FCC begins handing out $200 million in telehealth funding
Will COVID-19 be the impetus for widespread telehealth adoption?
As the ongoing COVID-19 pandemic strains health care infrastructure the world over, some physicians and institutions are moving to telehealth models in an effort to help curb the spread of the novel coronavirus. Telehealth has been a long-gestating topic in the telecom industry given its reliance on broadband networks and is the subject of $200 million in federal funding through the recently-passed CARES Act. But, after COVID-19 passes, will telehealth (and the financial support required to maintain it) persist?
The U.S. Federal Communications Commission is tasked with handing out the $200 million to applications and began that process this week, providing $3.23 million to six health care institutions, including facilities in hard hit areas like New York, Ohio and Louisiana.
“Telehealth has emerged as a critical service for health care providers and patients alike during the coronvirus pandemic,” FCC Chairman Ajit Pai said in a statement. “It promotes social distancing, protects the safety of health care professionals and patients, and frees up space in health care facilities for those who now need it most…Going forward, we will continue processing funding requests as quickly as we can in order to promote worthy telehealth projects across the country during this national emergency.”

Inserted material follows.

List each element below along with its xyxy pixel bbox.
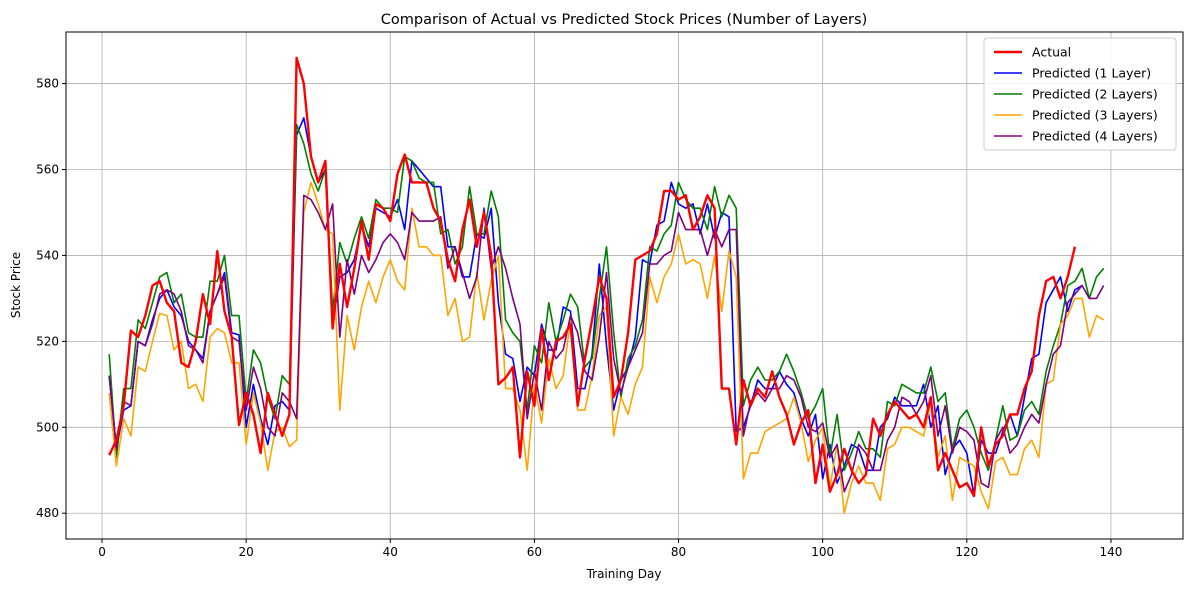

Grady Memorial Hospital Atlanta got more than $727,000 for remote patient interactions. In Peekskill, New York, Hudson River HealthCare Inc. received more than $750,000 to use telehealth to better serve “low-income, uninsured, and/or underinsured patients.” Sina Health System in New York City is spending $312,000 in federal dollars to buy necessary devices for “geriatric and palliative patients who are at high risk for COVID-19.”
Click here for a more detailed description of the six projects funded by the FCC this week.

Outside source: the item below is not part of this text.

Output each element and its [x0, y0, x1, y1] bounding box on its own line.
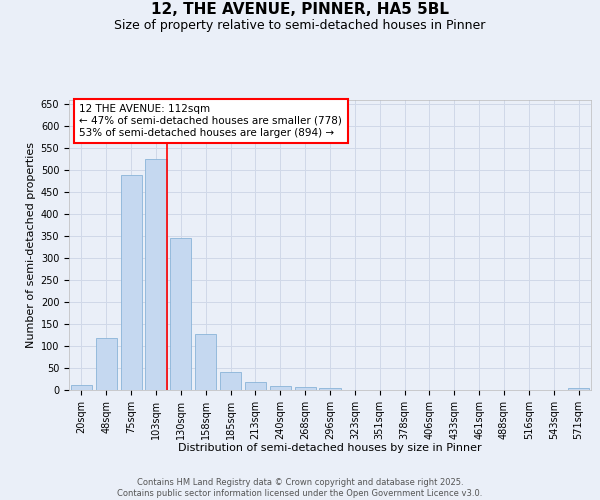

But will COVID-19 prompt durable use of telehealth solutions? Outside of a viral pandemic situation, telehealth can be used to help hospitals better manage staff resources, extend health care and specialization into rural or otherwise underserved communities, and even drive cost efficiencies associated with the use of medical supplies and real estate.
In an interview with RCR Wireless News, a Jackson, Mississippi-based physician described how telehealth is being used presently and looks ahead at its staying power.
“The COVID-19 pandemic has brought about a dramatic increase in use of telehealth modalities in our department, primarily through use of audiovisual teleconferencing to conduct followup clinic visits,” according to Brandon W. Lennep, MD, Advanced Heart Failure and Transplant Cardiology Fellow at the University of Mississippi Medical Center.
Lennep continued: “Over the past several weeks my division has gone from telehealth visits being relatively rare to now being the norm. I suspect that when our current pandemic eventually subsides, there will be a significant portion of patients who will continue to prefer the convenience of the telehealth experience – particularly those who live in rural areas and travel long distances to access healthcare facilities.”